Zudem werden wir auch weiterhin die Vereinigungsfreiheit, Tarifverhandlungen und Nichtdiskriminierung fordern, ebenso wie ein Ende der Zwangsarbeit, ein Ende der Kinderarbeit und gleiche Bedingungen, mit der Möglichkeit, dass Frauen den Platz einnehmen können, den sie verdienen. Was ist nun meine abschließende Botschaft? Sie muss nicht anmaßend sein, sondern ist sehr bescheiden. Als erstes möchte ich „Danke“ sagen, danke an alle, die diesen Kampf führen. Danke an alle Frauen. Ich bin zunächst einmal sehr stolz auf das, was wir leisten. Und ich bekräftige noch einmal, dass unser Einsatz, unsere Anliegen, unsere Prinzipien eine klare Ausrichtung haben, niemals aufzugeben.
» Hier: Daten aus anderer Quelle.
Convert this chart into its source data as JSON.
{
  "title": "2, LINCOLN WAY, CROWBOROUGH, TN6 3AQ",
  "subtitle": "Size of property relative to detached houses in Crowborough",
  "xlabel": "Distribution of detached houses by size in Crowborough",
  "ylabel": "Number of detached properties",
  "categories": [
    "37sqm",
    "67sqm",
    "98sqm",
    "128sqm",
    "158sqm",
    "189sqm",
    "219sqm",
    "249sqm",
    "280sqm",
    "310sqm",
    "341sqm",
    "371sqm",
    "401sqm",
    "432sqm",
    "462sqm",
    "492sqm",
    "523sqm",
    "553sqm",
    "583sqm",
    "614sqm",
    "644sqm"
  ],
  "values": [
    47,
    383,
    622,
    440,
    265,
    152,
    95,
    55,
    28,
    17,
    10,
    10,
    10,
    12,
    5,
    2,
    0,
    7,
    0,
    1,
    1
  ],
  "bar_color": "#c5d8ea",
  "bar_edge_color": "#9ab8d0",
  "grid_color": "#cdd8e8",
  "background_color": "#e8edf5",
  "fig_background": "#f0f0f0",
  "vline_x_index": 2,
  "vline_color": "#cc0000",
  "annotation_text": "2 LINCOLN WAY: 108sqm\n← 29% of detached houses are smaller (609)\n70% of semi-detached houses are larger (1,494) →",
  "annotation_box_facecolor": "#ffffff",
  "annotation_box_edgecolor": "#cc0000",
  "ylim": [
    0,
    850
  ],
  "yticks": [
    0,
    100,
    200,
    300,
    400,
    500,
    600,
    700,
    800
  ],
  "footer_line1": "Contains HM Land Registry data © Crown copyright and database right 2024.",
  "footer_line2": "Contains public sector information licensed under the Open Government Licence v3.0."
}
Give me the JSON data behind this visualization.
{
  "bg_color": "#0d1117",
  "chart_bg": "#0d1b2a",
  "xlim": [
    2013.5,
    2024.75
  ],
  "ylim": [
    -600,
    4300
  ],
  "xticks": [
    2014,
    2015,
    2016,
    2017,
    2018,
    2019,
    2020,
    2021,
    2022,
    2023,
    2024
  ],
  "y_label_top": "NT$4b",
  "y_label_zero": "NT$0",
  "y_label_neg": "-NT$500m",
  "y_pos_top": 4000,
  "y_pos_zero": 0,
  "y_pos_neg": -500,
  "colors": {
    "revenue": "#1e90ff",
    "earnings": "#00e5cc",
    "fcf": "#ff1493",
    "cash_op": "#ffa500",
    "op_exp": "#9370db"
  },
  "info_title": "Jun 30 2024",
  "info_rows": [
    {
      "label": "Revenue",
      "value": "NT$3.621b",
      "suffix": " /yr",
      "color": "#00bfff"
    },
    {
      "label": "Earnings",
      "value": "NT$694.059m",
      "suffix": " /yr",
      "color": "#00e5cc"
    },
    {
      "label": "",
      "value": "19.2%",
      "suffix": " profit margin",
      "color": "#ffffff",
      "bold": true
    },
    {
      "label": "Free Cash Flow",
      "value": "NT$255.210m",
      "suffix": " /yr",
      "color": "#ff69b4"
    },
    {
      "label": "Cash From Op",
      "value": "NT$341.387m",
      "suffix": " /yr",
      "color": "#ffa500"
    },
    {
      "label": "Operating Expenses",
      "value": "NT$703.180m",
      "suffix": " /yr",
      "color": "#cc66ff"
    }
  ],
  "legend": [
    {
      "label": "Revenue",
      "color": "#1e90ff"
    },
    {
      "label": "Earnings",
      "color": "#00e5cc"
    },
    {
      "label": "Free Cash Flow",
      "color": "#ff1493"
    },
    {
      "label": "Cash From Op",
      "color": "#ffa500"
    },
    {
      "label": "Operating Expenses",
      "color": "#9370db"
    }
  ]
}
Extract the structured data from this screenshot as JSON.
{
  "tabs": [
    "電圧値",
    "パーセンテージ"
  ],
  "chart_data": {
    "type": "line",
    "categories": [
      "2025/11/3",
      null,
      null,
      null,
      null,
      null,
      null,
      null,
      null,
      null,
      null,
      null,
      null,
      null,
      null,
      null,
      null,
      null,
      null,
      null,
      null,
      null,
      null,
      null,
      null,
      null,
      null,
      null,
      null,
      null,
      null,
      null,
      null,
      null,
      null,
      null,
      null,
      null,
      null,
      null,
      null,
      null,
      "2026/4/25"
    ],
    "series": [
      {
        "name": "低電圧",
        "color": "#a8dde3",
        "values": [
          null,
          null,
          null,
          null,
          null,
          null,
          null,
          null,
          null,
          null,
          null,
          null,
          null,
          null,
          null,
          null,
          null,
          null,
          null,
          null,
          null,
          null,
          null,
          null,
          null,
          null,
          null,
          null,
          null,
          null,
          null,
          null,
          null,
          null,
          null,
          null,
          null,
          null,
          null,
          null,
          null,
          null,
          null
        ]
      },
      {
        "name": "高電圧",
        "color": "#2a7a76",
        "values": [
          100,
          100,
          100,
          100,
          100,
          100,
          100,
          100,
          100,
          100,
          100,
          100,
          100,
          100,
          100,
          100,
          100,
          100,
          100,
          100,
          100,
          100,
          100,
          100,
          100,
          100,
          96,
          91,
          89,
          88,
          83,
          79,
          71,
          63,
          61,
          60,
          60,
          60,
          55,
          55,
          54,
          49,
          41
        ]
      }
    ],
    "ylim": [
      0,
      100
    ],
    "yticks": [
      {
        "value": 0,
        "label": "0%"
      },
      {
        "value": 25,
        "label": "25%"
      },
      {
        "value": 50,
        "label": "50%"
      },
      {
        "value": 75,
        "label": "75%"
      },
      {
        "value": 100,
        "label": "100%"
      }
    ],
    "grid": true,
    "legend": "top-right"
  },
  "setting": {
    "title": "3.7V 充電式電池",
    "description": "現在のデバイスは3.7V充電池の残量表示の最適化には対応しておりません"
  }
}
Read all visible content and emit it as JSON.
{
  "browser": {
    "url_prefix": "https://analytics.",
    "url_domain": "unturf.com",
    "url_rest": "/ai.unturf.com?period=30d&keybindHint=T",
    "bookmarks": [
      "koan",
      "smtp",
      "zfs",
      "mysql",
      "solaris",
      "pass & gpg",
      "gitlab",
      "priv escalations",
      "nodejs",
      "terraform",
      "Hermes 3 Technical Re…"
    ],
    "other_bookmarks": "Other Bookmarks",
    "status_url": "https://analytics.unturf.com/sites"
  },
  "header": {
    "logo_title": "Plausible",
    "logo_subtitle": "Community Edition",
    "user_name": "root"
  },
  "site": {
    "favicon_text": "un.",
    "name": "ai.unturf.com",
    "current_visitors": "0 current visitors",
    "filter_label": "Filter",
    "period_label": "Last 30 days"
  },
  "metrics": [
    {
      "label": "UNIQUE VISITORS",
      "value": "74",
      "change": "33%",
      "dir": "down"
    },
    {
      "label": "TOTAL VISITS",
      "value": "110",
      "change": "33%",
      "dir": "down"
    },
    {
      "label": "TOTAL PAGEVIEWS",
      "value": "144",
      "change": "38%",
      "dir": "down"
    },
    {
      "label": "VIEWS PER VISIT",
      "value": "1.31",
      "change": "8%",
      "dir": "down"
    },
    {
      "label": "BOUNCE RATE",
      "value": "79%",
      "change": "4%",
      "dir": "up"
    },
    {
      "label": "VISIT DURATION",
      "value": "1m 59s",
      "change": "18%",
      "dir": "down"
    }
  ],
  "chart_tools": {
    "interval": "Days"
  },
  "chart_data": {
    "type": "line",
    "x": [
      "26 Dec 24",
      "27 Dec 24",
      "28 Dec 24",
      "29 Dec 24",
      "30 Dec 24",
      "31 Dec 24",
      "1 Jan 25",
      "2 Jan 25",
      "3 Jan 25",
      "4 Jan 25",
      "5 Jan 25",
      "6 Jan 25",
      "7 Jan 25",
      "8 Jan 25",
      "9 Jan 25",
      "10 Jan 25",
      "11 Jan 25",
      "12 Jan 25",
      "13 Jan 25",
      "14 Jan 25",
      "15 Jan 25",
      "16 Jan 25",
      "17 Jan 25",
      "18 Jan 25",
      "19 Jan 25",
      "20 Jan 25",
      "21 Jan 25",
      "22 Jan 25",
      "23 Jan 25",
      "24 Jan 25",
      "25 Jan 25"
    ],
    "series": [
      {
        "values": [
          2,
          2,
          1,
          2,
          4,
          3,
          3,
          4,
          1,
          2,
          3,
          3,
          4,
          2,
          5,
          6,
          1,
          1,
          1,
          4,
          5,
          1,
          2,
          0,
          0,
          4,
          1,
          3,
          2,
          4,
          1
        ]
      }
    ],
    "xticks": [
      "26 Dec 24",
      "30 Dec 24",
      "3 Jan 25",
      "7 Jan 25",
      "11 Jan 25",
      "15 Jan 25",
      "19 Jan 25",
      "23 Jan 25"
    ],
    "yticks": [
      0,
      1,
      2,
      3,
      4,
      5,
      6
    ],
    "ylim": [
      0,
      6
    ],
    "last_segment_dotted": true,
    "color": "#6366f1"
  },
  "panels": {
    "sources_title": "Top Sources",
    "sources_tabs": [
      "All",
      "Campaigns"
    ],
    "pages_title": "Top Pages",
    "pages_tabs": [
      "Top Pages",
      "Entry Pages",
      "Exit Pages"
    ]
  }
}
Daher denke ich, der Aufruf lautet wirklich: „eine bessere Zukunft für jeden Menschen.“ Lasst uns zusammen eine bessere Welt gestalten. Vielen Dank, Marta, für dieses tolle Gespräch. Ich freue mich darauf, die Aktionen zu sehen und die Stimmen der Arbeitnehmerinnen aus der Bauindustrie, Holz- und Forstwirtschaft zu hören. Die Arbeitnehmerinnen haben während der Pandemie eine größere Last getragen und einen höheren Preis gezahlt. Daher muss für einen gerechten Aufschwung die Gleichstellung von Männern und Frauen gefördert werden. Dies ist unser Slogan, heute und für die Zukunft, bei unserem Einsatz für Strategien, Politik und Programme für den Aufschwung. Unser Kampf geht weiter. Vielen Dank, Marta!
Zudem bedanke ich mich beim BHI-Regionalbüro, das ebenfalls eine große Hilfe ist. Es leben die Arbeitnehmerinnen! Es lebe die Welt! Es lebe die Zukunft und es lebe unser Kampf! Danke für alles. Vielen Dank. Viva!